Somerset —
A recent Commonwealth Journal article put my brain in a tail spin. The article; PCHS Grade: Needs Improvement. I'm sure the writer was attempting to relay to the general public the condition of the Pulaski County High School and the attempts being made to improve it. Buried within the article was one paragraph describing what needs to be done to start addressing the problem, I think. Please allow me to quote it here:
“The first step in the process will be a leadership assessment conducted by KDE to determine the strengths and weaknesses of the school for the purpose of developing the strategies for this school's improvement application for improvement grant funding.”
Let me see if I get this straight. When I hear words like “the first step,” it indicates to me there will be many more. To do a “leadership assessment” tells me there must be some kind of committee involved, appointed somewhere with the depths of the Kentucky Department of Education in Frankfort. Now, since the KDE does not believe the leaders at the Pulaski County High School level have the ability to determine the strengths and weaknesses of their teachers, programs and testing methods, the committee representatives must come to Pulaski County and instruct the leaders here on how to get their act together. Once the weaknesses have been identified, the committee will then assist the poor souls at the county level in developing strategies (carefully worked out plans) on how to overcome these weaknesses. Now, these carefully worked out plans must then be transferred to an application which will then be forwarded to Frankfort, to the people who appointed the committee. Someone within the bowels of the KDE will determine if these carefully worked out plans, which their committee helped develop, meet the guidelines of the NCLB (No Child Left Behind) Act, brainchild of Ted Kennedy and signed into law by George W. Bush in 2001. If the guidelines laid out by the federal government are met, the state will then provide the tax payer money to implement the “carefully worked out plans,” with limited assistance from the federal level which created this mess to begin with.
I'll stop my interpretation here; my eyes are starting to cross.

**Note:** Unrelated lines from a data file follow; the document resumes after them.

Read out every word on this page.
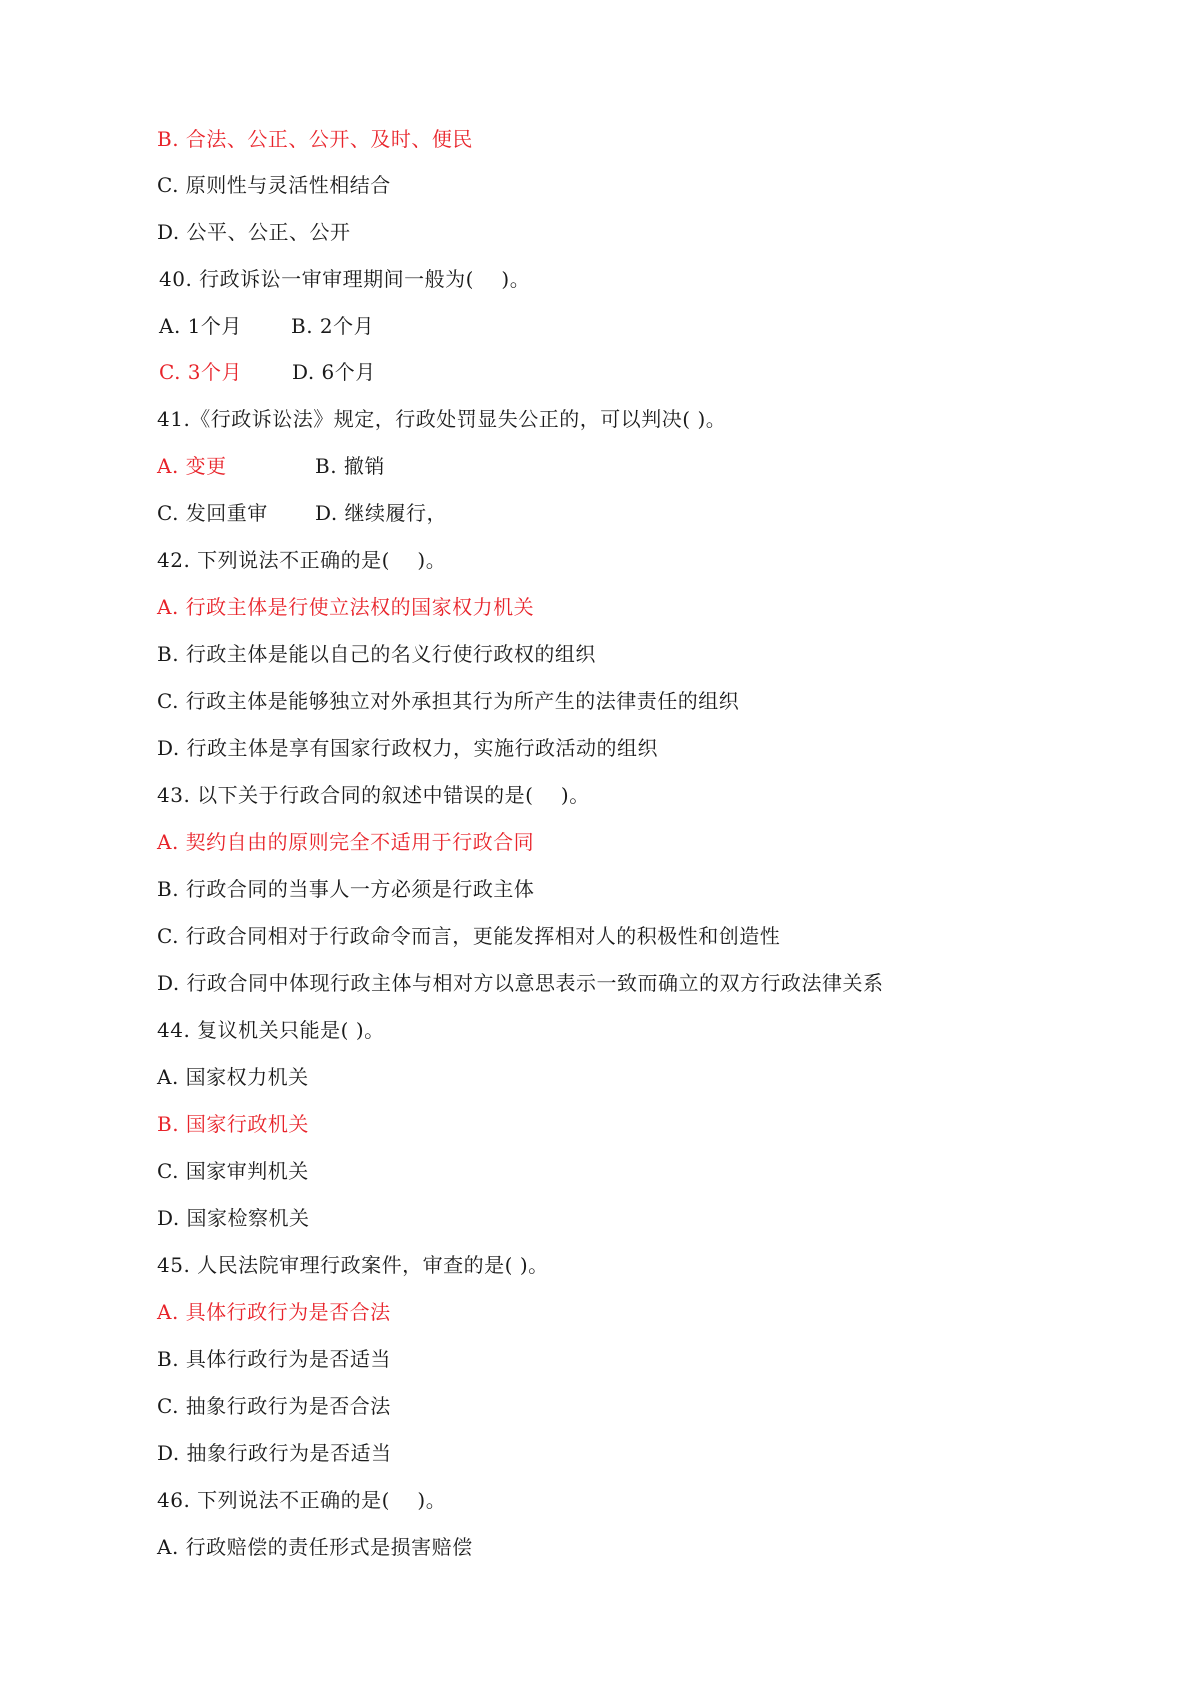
B. 合法、公正、公开、及时、便民
C. 原则性与灵活性相结合
D. 公平、公正、公开
40. 行政诉讼一审审理期间一般为(    )。

A. 1个月

B. 2个月

C. 3个月

D. 6个月

41.《行政诉讼法》规定，行政处罚显失公正的，可以判决( )。

A. 变更

	B. 撤销

C. 发回重审

D. 继续履行，

42. 下列说法不正确的是(    )。
A. 行政主体是行使立法权的国家权力机关
B. 行政主体是能以自己的名义行使行政权的组织
C. 行政主体是能够独立对外承担其行为所产生的法律责任的组织
D. 行政主体是享有国家行政权力，实施行政活动的组织
43. 以下关于行政合同的叙述中错误的是(    )。
A. 契约自由的原则完全不适用于行政合同
B. 行政合同的当事人一方必须是行政主体
C. 行政合同相对于行政命令而言，更能发挥相对人的积极性和创造性
D. 行政合同中体现行政主体与相对方以意思表示一致而确立的双方行政法律关系
44. 复议机关只能是( )。
A. 国家权力机关
B. 国家行政机关
C. 国家审判机关
D. 国家检察机关
45. 人民法院审理行政案件，审查的是( )。
A. 具体行政行为是否合法
B. 具体行政行为是否适当
C. 抽象行政行为是否合法
D. 抽象行政行为是否适当
46. 下列说法不正确的是(    )。
A. 行政赔偿的责任形式是损害赔偿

I have called several friends and asked them to give me their thoughts on the above mentioned article, and without exception their response was: “I have no idea what they are trying to tell us.” It is eerily similar to many political speeches we are bombarded with. They're reasoning and terminologies are beyond the comprehension of the average, everyday citizen. Could this be intentional?

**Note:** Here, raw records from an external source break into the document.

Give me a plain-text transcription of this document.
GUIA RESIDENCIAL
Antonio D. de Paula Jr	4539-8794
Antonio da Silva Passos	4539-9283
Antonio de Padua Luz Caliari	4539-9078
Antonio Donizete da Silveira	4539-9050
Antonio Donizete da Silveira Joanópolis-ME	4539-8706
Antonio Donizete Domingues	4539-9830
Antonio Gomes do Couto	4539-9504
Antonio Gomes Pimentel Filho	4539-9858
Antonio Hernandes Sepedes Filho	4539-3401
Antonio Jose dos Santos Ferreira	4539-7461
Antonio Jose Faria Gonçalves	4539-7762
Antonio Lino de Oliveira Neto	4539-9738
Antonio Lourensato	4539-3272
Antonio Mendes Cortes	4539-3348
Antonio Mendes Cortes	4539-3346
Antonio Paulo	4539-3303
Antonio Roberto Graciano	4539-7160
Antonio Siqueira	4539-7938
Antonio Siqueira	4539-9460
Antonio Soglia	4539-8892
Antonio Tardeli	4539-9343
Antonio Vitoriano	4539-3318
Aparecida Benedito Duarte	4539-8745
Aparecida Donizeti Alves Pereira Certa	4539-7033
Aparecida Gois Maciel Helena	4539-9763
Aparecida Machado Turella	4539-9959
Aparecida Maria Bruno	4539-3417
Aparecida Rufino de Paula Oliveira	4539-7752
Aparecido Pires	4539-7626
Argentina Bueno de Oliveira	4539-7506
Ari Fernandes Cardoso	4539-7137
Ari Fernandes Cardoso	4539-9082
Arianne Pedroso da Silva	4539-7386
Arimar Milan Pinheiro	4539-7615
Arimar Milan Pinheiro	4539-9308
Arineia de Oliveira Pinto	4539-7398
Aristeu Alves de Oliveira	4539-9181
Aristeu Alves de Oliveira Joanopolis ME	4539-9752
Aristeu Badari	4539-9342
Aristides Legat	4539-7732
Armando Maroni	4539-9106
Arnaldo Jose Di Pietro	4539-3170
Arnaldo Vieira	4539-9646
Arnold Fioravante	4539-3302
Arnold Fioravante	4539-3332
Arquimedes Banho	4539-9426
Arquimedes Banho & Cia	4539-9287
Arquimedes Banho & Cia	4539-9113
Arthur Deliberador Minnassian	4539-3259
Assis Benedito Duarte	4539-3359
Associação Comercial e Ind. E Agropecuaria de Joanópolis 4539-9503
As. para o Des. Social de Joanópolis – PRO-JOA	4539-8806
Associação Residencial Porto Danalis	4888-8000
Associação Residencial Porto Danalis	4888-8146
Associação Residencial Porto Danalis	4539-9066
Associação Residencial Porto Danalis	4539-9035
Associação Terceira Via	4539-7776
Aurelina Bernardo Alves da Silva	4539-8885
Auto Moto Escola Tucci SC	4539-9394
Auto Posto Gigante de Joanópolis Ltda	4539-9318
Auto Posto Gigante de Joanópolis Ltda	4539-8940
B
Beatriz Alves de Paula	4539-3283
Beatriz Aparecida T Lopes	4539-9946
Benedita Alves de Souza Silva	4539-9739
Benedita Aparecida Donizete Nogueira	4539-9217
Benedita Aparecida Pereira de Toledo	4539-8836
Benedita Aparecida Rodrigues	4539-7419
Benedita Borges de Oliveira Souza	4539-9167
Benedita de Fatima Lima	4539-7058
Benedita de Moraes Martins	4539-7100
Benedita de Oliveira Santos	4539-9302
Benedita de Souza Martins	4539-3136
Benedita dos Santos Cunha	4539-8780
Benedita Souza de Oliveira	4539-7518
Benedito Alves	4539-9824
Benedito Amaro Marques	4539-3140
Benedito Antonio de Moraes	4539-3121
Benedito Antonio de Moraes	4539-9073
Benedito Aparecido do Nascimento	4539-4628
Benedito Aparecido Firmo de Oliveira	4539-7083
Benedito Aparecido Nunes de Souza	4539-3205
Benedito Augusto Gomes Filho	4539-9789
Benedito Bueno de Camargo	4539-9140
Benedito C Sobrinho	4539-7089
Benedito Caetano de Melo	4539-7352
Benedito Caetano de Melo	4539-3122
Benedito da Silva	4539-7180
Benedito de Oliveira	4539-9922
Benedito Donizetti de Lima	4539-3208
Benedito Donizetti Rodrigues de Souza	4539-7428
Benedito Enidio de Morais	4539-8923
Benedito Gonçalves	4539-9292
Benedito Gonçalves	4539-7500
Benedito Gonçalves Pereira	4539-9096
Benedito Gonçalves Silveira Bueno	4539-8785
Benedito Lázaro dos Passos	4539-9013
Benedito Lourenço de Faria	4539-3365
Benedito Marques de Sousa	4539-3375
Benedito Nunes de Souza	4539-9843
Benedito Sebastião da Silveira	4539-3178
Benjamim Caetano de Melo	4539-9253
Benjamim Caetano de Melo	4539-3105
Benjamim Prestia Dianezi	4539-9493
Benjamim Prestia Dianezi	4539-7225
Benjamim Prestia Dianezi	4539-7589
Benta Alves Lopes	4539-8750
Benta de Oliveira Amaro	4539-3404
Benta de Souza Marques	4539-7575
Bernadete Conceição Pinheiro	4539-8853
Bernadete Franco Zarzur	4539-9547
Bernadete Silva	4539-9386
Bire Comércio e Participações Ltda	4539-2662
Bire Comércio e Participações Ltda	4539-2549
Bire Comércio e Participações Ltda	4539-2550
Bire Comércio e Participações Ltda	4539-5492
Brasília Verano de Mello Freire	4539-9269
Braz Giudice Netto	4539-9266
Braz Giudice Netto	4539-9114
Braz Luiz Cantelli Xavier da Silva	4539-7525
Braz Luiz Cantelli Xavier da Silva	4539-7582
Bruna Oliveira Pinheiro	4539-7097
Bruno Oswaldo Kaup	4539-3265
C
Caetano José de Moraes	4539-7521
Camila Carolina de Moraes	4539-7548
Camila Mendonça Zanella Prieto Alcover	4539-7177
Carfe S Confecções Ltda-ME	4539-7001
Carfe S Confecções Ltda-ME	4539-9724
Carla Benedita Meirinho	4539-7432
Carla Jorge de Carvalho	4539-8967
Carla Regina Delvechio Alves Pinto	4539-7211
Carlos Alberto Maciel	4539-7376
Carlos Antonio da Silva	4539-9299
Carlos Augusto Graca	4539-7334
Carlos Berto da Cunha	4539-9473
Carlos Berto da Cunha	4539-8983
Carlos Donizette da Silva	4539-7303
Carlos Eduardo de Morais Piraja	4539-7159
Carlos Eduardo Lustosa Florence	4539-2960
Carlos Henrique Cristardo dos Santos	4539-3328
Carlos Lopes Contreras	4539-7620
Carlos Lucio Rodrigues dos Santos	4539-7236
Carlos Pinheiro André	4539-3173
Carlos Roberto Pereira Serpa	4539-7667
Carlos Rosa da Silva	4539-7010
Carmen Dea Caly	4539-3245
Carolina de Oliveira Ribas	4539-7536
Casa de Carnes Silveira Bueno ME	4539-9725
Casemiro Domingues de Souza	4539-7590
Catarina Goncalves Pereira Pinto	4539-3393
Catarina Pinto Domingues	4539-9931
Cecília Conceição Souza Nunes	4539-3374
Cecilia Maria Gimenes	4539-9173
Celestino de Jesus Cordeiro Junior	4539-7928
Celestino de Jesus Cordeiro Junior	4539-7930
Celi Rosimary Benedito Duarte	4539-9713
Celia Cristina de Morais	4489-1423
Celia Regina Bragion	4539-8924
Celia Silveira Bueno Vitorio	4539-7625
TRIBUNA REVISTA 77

This is one of the reasons many conservatives believe the Federal Department of Education should be abolished and the NCLB Act repealed. Unfair pressure is being placed upon the local educators (teachers) to comply, and as a result, true education is being replaced with “teaching to the test.”
Why does this concern an older person like me? We are raising a great-grandchild and home schooling seems attractive. However, the Home School Legal Defense Association warns there is a move in Washington that would result in “de facto national education standards.” This would require parents who home school their children to teach certain government agenda issues. A report by William A. Estrada of the HSLDA's Federal Relations Office stated that “-national standards would remove control from local boards and districts and allow "unelected bureaucrats, not parents" to decide what subjects should be taught.
Parents pay taxes to the federal government which decides what the parents' children will be taught. The tax money will only trickle back down if and when the local school system implements the government mandated educational guidelines. Can we still call this a free nation?